Since then, the Maintenance of Religious Harmony Act has also been updated in 2019 to explicitly protect LGBTQ+ individuals against violence incited by religious groups or movements.
This is not to say that the only next thing to do is to sit around and wait for the next viral survey to show up on our Instagram stories in between memes and reposted TikTok videos. There is more that citizens can do than participate in the tribalistic displays of support that are often enabled with a very low barrier to entry on social media—which, don’t get me wrong, can be a powerful tool as well.
But speaking up does not end with poorly publicised surveys with poorly constructed questions. And the ones struggling to cling on to public support for the retention of Section 377A know this, having wasted no time in organising a privately publicised counter-petition, as well as organise a panel about the “artificial values” such as the “freedom to love”, with panellists including someone who had previously been detained under the Internal Security Act.
Missed the 12pm cut off? Meet-the-People sessions remain open, conducted once every two weeks. Can’t physically meet your member of parliament? Their email addresses are in the public domain.
We don’t know when the findings of the REACH Singapore survey will be released, if at all. And we don’t know what subsequent steps will be taken either.
What we do know is that political participation can come in many different shapes, apart from an online survey. Pink Dot has announced that it will return to the Speaker’s Corner this year on 18-19 June 2022, after two years of being held online.
And still, you don’t have to wait until June. Write a letter, make your voice heard, volunteer with an LGBTQ+ community group, or donate to a non-governmental organisation supporting LGBTQ+ individuals in need.
If anything, the response to the REACH survey is proof of a deep-seated thirst among Singaporeans to play a more active role in local politics.
And there are many ways to quench it.
What next?
At Parliament on 4th April 2022, Minister for Home Affairs and Law K. Shanmugam said that the government has been consulting with “diverse groups” of Singaporeans on the matter, and will consider various views carefully as it decides on next steps.
He also acknowledged that “societal attitudes towards homosexuality have gradually shifted” since 2007, when Section 377A was discussed in parliament.
To the uninitiated, the debates that took place in 2007 involved then-Nominated Member of Parliament Professor Thio Li-Ann likening anal sex to “shoving a straw up your nose to drink.”

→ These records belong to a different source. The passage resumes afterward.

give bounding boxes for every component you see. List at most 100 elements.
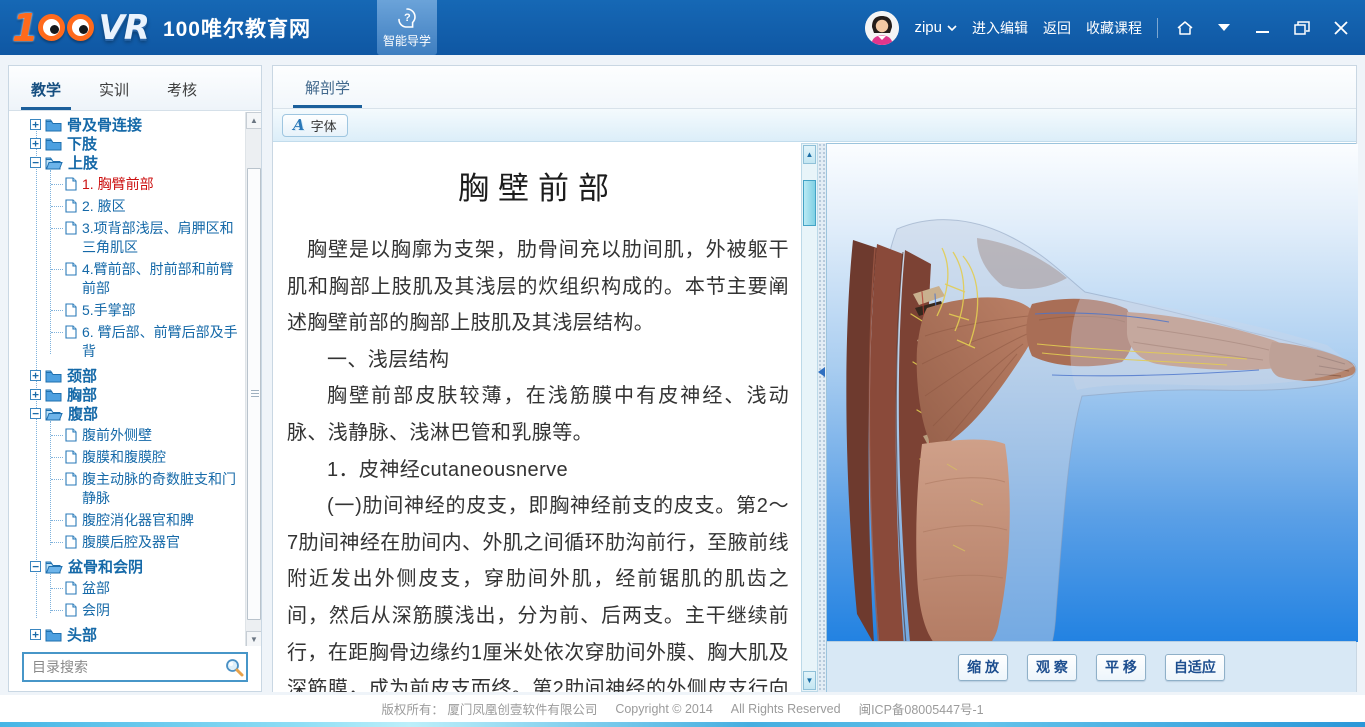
collapse-icon[interactable]: − — [30, 157, 41, 168]
tree-folder[interactable]: + 颈部 — [9, 366, 244, 385]
home-button[interactable] — [1173, 15, 1197, 41]
title-bar: 1 VR 100唯尔教育网 ? 智能导学 — [0, 0, 1365, 55]
scroll-down-button[interactable]: ▼ — [803, 671, 816, 690]
scrollbar-thumb[interactable] — [247, 168, 261, 620]
viewer-controls: 缩 放观 察平 移自适应 — [827, 641, 1356, 692]
maximize-button[interactable] — [1290, 15, 1314, 41]
font-button-label: 字体 — [311, 116, 337, 135]
copyright-text: 闽ICP备08005447号-1 — [859, 699, 984, 718]
expand-icon[interactable]: + — [30, 119, 41, 130]
tree-folder-label: 颈部 — [67, 365, 97, 386]
tree-item[interactable]: 5.手掌部 — [9, 301, 244, 320]
tree-item[interactable]: 腹主动脉的奇数脏支和门静脉 — [9, 470, 244, 508]
sidebar: 教学实训考核 + 骨及骨连接+下肢 − 上肢 1. 胸臂前部 2. 腋区 3.项背部浅层、肩… — [8, 65, 262, 692]
user-menu[interactable]: zipu — [914, 19, 957, 36]
tree-item[interactable]: 3.项背部浅层、肩胛区和三角肌区 — [9, 219, 244, 257]
tree-item-label: 腹腔消化器官和脾 — [82, 511, 194, 530]
expand-icon[interactable]: + — [30, 629, 41, 640]
footer: 版权所有： 厦门凤凰创壹软件有限公司Copyright © 2014All Ri… — [0, 695, 1365, 722]
tree-folder[interactable]: +胸部 — [9, 385, 244, 404]
tree-item[interactable]: 腹膜后腔及器官 — [9, 533, 244, 552]
expand-icon[interactable]: + — [30, 370, 41, 381]
page-icon — [65, 450, 77, 464]
tree-scrollbar[interactable]: ▲ ▼ — [245, 112, 261, 648]
panel-splitter[interactable] — [818, 143, 826, 692]
tree-folder-label: 骨及骨连接 — [67, 114, 142, 135]
tree-item-selected[interactable]: 1. 胸臂前部 — [9, 175, 244, 194]
copyright-text: All Rights Reserved — [731, 702, 841, 716]
article-title: 胸壁前部 — [287, 163, 789, 208]
sidebar-tab-training[interactable]: 实训 — [93, 79, 135, 110]
tree-item[interactable]: 4.臂前部、肘前部和前臂前部 — [9, 260, 244, 298]
tree-item[interactable]: 腹腔消化器官和脾 — [9, 511, 244, 530]
main-panel: 解剖学 A 字体 胸壁前部 胸壁是以胸廓为支架，肋骨间充以肋间肌，外被躯干肌和胸… — [272, 65, 1357, 692]
expand-icon[interactable]: + — [30, 389, 41, 400]
restore-icon — [1294, 21, 1310, 35]
tree-item[interactable]: 会阴 — [9, 601, 244, 620]
close-button[interactable] — [1329, 15, 1353, 41]
tree-folder-label: 盆骨和会阴 — [68, 556, 143, 577]
menu-dropdown-button[interactable] — [1212, 15, 1236, 41]
minimize-button[interactable] — [1251, 15, 1275, 41]
tree-children: 1. 胸臂前部 2. 腋区 3.项背部浅层、肩胛区和三角肌区4.臂前部、肘前部和前臂… — [9, 172, 244, 366]
back-link[interactable]: 返回 — [1043, 18, 1071, 38]
expand-icon[interactable]: + — [30, 138, 41, 149]
auto-fit-button[interactable]: 自适应 — [1165, 654, 1225, 681]
folder-closed-icon — [45, 369, 62, 383]
favorite-course-link[interactable]: 收藏课程 — [1086, 18, 1142, 38]
tab-anatomy[interactable]: 解剖学 — [295, 77, 360, 108]
tree-children: 盆部会阴 — [9, 576, 244, 625]
logo-vr-text: VR — [98, 8, 149, 48]
tree-folder[interactable]: + 头部 — [9, 625, 244, 644]
chevron-down-icon — [947, 25, 957, 31]
tree-folder[interactable]: − 上肢 — [9, 153, 244, 172]
collapse-icon[interactable]: − — [30, 561, 41, 572]
pan-button[interactable]: 平 移 — [1096, 654, 1146, 681]
tree-folder[interactable]: + 骨及骨连接 — [9, 115, 244, 134]
search-icon — [224, 657, 244, 677]
sidebar-tab-teaching[interactable]: 教学 — [25, 79, 67, 110]
tree-folder-label: 上肢 — [68, 152, 98, 173]
catalog-search-input[interactable] — [24, 659, 221, 675]
enter-edit-link[interactable]: 进入编辑 — [972, 18, 1028, 38]
tree-item[interactable]: 腹前外侧壁 — [9, 426, 244, 445]
page-icon — [65, 581, 77, 595]
tree-item[interactable]: 6. 臂后部、前臂后部及手背 — [9, 323, 244, 361]
font-button[interactable]: A 字体 — [282, 114, 348, 137]
course-tree: + 骨及骨连接+下肢 − 上肢 1. 胸臂前部 2. 腋区 3.项背部浅层、肩胛区和三角肌区… — [9, 112, 261, 648]
scroll-up-button[interactable]: ▲ — [803, 145, 816, 164]
sidebar-tab-assessment[interactable]: 考核 — [161, 79, 203, 110]
article-scrollbar[interactable]: ▲ ▼ — [801, 143, 818, 692]
scroll-up-button[interactable]: ▲ — [246, 112, 261, 129]
folder-closed-icon — [45, 137, 62, 151]
observe-button[interactable]: 观 察 — [1027, 654, 1077, 681]
tree-item-label: 6. 臂后部、前臂后部及手背 — [82, 323, 244, 361]
question-head-icon: ? — [396, 7, 418, 29]
tree-folder-label: 头部 — [67, 624, 97, 645]
scrollbar-thumb[interactable] — [803, 180, 816, 226]
collapse-icon[interactable]: − — [30, 408, 41, 419]
page-icon — [65, 428, 77, 442]
page-icon — [65, 199, 77, 213]
folder-closed-icon — [45, 388, 62, 402]
tree-folder[interactable]: −腹部 — [9, 404, 244, 423]
tree-item[interactable]: 盆部 — [9, 579, 244, 598]
page-icon — [65, 325, 77, 339]
smart-guide-label: 智能导学 — [383, 32, 431, 49]
tree-folder[interactable]: − 盆骨和会阴 — [9, 557, 244, 576]
article-paragraph: 1．皮神经cutaneousnerve — [287, 452, 789, 489]
tree-item-label: 1. 胸臂前部 — [82, 175, 154, 194]
caret-down-icon — [1218, 24, 1230, 32]
collapse-left-icon[interactable] — [818, 367, 825, 377]
page-icon — [65, 472, 77, 486]
model-3d-canvas[interactable] — [827, 144, 1356, 642]
username: zipu — [914, 19, 942, 36]
zoom-button[interactable]: 缩 放 — [958, 654, 1008, 681]
avatar[interactable] — [865, 11, 899, 45]
search-button[interactable] — [221, 657, 246, 677]
smart-guide-button[interactable]: ? 智能导学 — [377, 0, 437, 55]
tree-folder[interactable]: +下肢 — [9, 134, 244, 153]
folder-closed-icon — [45, 628, 62, 642]
tree-item[interactable]: 2. 腋区 — [9, 197, 244, 216]
tree-item[interactable]: 腹膜和腹膜腔 — [9, 448, 244, 467]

In his parliamentary speech on the matter back then, Prime Minister Lee Hsien Loong said, “We will stay one step behind the frontline of change; watch how things work out elsewhere before we make any irrevocable moves.”
“So I suggest… we keep this balance, leave Section 377A alone,” concluded the Prime Minister.

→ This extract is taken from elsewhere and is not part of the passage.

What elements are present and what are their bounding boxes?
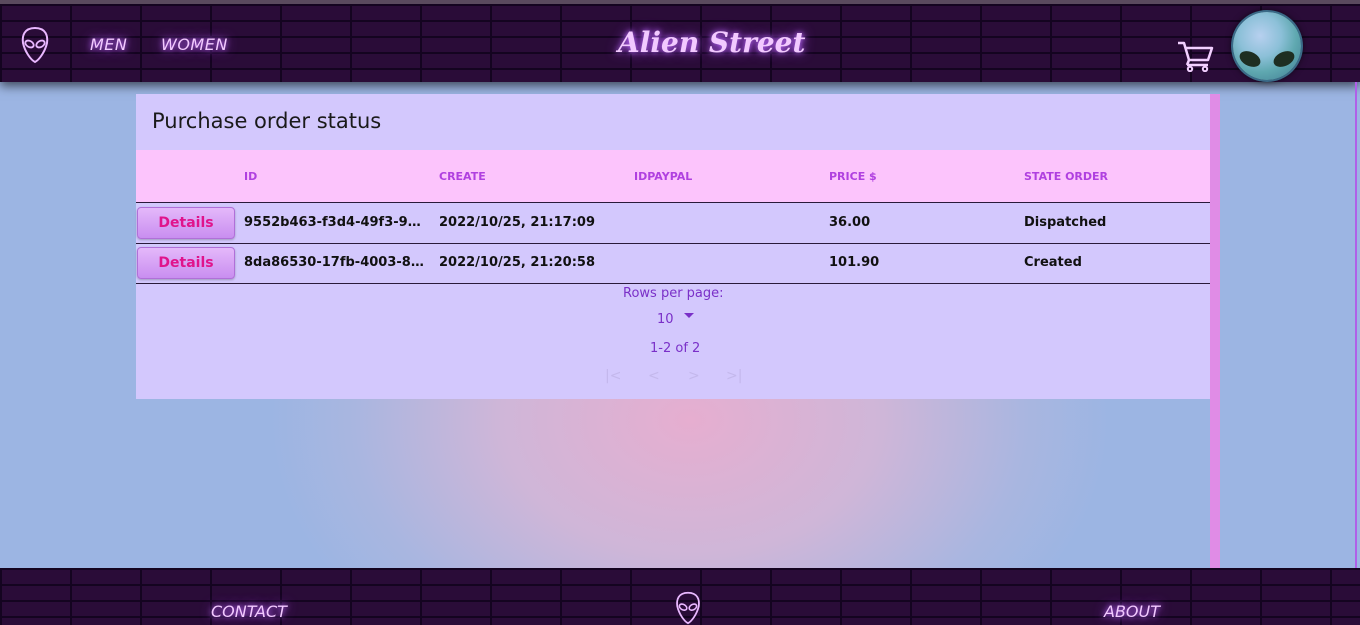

Indeed, a lot has changed since 2007, but none of this happened miraculously without the work of community groups, advocates, and most importantly, individuals who were willing to wear their hearts on their sleeves as they used their life stories as material for public education in the face of shocking, clickbaity analogies about straws and noses.
Fast forward to 2022. At Parliament this week, Mr Shanmugam said, “We will consider the various views carefully, and assess the best way forward that tries to balance the different viewpoints.”
Now, I am not one to believe in horoscopes, or connecting the dots to imagine something that isn’t there. But I most certainly did major in Literature, which trained me to read between the lines.
Saying we have to “balance” different opinions before making a decision is nothing new.
But was the promise of a “best way forward” meant to be a hint of better things to come? The stars seem to be aligned.